Presentations from the EBP Workshop and the Grand Rounds lecture is available on the RMH Health Sciences Library website.

Evidence-based Practice Residential Workshop for Librarians – Day 1

I’ve just returned from the first EBP Residential Workshop for Librarians in Brisbane. It was an intensive 2.5 days led by expert teachers Connie Schardt (Duke University NC USA). The first day concentrated on study design, evidence

resources and searching techniques – and the day was split into large group lectures and smaller group workshops. Luckily for me, I ended up in Connie’s group. The most useful game we had during that day was ‘put the evidenceresource where it belongs on the Haynes pyramid‘ – something many of us plan to replicate with the resources we have access to. The other was – name that study design! Some things I noted from day 1:

  • Intention to Treat (ITT): the aim of keeping people in the allocated groups
  • Case report: good for identifying new diseases but con in that there is no control
  • Case control: starts from the outcome and looks backward to exposure. Pro – outcome is already there and you don’t have to expose people to to harm; Con – cofounders (comorbidities) and recall (self report).
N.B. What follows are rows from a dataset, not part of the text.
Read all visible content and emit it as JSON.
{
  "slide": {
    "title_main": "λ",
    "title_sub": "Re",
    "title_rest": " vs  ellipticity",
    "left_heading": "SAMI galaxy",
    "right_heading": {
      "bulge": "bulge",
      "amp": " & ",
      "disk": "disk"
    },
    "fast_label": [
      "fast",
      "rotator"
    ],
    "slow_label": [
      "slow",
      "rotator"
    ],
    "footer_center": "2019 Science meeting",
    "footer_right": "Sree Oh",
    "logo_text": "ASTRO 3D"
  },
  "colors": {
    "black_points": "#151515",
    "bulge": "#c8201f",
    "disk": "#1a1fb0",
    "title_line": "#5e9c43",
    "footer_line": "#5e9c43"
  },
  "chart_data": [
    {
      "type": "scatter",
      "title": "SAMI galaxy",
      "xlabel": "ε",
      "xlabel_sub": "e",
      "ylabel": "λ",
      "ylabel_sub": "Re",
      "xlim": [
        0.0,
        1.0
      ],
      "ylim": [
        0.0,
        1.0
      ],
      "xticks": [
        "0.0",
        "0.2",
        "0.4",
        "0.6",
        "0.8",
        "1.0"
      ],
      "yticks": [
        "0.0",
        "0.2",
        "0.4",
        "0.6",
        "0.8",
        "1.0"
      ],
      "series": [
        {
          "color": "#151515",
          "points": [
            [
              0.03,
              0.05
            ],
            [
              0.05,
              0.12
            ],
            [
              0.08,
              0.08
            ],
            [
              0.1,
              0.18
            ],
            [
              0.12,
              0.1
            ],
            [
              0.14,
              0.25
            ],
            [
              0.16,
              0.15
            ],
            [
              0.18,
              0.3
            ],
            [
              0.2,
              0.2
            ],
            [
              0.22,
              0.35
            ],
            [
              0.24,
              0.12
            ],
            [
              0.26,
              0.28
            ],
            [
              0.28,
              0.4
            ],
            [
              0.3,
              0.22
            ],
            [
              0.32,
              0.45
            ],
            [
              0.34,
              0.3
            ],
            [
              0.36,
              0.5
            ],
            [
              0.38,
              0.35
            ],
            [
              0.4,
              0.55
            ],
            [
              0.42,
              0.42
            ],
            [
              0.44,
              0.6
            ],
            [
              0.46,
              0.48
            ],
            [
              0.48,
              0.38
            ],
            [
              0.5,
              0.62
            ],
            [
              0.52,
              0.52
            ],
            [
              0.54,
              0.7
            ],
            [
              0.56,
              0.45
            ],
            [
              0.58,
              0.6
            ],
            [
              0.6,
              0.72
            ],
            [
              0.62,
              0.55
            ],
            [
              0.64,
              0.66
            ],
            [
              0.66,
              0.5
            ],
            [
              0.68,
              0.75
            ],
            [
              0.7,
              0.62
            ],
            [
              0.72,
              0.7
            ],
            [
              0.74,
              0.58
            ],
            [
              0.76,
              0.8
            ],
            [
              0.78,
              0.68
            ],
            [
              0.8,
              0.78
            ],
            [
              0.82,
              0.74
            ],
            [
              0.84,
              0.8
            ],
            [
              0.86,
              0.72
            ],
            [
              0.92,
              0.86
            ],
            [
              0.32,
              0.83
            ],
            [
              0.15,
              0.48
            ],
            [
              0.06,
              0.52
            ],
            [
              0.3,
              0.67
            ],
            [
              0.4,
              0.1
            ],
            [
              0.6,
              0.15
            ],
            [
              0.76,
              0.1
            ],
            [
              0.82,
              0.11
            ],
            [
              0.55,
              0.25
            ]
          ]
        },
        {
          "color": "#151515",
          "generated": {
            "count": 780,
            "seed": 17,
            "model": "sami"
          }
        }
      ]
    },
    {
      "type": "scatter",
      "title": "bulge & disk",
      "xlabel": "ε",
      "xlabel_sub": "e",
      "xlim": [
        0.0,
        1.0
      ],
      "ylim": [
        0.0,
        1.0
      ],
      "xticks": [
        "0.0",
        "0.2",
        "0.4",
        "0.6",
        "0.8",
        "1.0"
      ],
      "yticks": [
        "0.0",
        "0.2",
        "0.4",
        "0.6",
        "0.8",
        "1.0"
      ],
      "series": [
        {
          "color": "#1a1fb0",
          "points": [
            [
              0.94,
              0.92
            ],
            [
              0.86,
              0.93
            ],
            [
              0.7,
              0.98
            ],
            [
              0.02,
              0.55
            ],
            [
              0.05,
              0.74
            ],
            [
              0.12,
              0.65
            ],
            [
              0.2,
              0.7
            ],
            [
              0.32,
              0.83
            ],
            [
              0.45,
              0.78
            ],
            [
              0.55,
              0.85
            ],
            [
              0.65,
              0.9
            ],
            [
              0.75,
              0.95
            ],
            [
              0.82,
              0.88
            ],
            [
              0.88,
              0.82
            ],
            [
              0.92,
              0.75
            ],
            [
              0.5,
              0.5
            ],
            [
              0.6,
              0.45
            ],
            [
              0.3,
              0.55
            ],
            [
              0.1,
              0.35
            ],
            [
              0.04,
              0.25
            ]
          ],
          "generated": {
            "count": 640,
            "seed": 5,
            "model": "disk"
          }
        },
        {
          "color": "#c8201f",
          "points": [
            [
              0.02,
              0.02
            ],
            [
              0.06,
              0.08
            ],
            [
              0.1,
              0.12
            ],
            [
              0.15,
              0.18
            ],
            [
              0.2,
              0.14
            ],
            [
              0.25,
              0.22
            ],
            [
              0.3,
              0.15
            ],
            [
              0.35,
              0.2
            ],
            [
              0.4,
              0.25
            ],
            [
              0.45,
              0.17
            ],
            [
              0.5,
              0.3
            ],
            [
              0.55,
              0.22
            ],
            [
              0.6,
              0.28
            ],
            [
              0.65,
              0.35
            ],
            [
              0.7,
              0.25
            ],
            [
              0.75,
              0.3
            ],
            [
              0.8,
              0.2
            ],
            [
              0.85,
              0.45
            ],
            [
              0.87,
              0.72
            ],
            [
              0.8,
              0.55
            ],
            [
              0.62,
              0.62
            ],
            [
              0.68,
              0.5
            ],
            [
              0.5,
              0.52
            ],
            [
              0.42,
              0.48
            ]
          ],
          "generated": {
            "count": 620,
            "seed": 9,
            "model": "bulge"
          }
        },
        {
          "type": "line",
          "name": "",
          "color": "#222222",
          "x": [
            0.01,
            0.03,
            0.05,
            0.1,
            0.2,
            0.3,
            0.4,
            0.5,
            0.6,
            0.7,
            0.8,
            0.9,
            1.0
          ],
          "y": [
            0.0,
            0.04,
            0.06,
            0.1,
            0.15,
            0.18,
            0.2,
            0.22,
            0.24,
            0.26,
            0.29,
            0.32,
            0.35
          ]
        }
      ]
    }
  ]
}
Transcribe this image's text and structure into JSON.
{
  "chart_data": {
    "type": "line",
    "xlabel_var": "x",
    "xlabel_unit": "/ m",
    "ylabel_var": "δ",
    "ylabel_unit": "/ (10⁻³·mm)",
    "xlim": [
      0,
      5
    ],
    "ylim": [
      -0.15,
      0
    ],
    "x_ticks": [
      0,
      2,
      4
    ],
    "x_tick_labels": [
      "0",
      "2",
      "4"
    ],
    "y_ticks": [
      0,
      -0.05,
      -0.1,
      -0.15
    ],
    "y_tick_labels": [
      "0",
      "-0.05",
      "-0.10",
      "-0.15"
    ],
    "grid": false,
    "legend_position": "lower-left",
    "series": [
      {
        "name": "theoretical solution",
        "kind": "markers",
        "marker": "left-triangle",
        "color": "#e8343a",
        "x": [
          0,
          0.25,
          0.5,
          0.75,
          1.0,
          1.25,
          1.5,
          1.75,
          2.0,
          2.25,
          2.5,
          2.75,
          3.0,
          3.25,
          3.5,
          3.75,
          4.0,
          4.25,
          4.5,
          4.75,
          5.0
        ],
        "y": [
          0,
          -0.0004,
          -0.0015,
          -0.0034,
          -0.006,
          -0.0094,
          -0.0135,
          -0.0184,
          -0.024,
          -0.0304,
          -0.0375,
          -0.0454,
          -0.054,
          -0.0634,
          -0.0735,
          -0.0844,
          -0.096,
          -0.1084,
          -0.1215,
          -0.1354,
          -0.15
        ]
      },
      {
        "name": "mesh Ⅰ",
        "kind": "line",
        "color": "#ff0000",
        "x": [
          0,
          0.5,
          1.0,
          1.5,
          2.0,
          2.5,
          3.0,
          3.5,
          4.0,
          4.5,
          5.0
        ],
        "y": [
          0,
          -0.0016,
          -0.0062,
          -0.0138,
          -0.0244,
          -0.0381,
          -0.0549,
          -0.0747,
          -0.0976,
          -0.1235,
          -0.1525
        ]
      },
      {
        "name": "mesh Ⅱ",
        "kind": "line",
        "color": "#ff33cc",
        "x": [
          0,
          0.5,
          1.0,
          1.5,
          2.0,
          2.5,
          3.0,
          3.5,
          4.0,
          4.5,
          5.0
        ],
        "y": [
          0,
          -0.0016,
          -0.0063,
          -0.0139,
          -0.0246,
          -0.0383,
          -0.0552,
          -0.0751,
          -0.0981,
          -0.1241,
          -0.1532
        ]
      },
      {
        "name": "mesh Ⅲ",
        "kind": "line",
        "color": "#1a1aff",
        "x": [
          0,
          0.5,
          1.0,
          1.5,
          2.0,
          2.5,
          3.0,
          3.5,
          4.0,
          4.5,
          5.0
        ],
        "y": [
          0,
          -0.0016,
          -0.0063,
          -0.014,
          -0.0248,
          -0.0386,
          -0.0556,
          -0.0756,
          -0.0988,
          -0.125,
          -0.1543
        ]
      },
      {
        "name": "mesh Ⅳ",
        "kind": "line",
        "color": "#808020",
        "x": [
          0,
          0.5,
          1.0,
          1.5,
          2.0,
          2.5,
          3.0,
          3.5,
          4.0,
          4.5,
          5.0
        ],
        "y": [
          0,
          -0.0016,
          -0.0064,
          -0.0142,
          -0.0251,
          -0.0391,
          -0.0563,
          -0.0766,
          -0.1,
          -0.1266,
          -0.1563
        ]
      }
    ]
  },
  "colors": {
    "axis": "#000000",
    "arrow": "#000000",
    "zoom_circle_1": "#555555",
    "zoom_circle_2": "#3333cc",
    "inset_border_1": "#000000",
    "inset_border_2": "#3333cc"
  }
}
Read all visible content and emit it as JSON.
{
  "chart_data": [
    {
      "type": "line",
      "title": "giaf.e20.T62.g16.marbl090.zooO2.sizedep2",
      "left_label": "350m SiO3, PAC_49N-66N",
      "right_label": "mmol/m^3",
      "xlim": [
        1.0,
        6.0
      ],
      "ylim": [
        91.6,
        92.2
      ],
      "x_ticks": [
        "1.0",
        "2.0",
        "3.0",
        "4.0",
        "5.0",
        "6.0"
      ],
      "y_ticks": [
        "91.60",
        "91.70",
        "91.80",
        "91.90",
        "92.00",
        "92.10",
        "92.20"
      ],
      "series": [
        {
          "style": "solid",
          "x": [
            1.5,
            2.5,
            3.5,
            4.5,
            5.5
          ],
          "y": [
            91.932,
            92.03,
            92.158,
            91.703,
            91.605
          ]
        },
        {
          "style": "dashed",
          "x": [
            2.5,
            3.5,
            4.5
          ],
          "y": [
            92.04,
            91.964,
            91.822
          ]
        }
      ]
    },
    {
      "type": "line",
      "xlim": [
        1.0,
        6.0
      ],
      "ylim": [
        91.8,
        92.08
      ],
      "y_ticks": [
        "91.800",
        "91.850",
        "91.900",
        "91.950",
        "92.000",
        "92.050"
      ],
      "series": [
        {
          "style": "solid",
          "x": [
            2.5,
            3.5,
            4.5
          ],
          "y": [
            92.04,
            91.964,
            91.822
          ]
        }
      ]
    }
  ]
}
It is also difficult to choose the control group
  • Cohort: exposure already there and is longitudinal – this is a prospective study (looks forward)
  • Randomised control trial: randomised to reduce cofounders (bias) so everyone has an equal chance of being in the intervention/placebo group (experimental design for interventions). Pro – control for bias, exposure and efficacy; Con – expensive, takes time and has ethical issues
  • Meta-analysis and systematic reviews: Pro – find evidence for general questions, summaries and validates small studies; Cons – heterogenous, publication bias, time and updating, search cut-off dates
  • Exposure + Outcome together = Cross-sectional study: this study occurs at one point in time and considers diseases and other variables
  • Diagnosis studies require the test compared to the current gold standard at the same time. These test sensitivity (how good is it in picking up disease) and specificity (how good is it in confirming the absence of disease)
  • Qualitative studies examine outcomes and behaviour: Con – poorly understood, small samples, lack of objectivity and generalisability; Pro – considers the human experience (motivations etc), important to nurses
  • Prognosis consider risk factors
  • How do you present search results to clients? Do you use reference management software and include readily available full text? You can put link to full text in reference managers
  • Cochrane = comprehensive / PubMed = can search concisely using highest level evidence
  • Using terms in PubMed maps to MeSH (automatic mapping – can see this in ‘details’. Turn this off by using “..” or truncation
  • MeSH will not bring up in-process citations
  • New MeSH headings
  • Comparative Study (MeSH term) or use ‘versus’ OR ‘vs’ in title/abstract – and don’t forget about floating subheadings
  • Can use searching number # to put in Clinical Queries
  • You can use Poll Everywhere (free clicker system) for teaching!

Some of these points I knew already but it was totally worthwhile seeing how everything fit in re: study designs and search strategies. It was a fairly humid day and everyone had slept with the windows open. Dinner was a BBQ and then a group of us went on a walk. Total darkness came on at 8pm and everyone was tired (most people also woke up at 5.30am like me).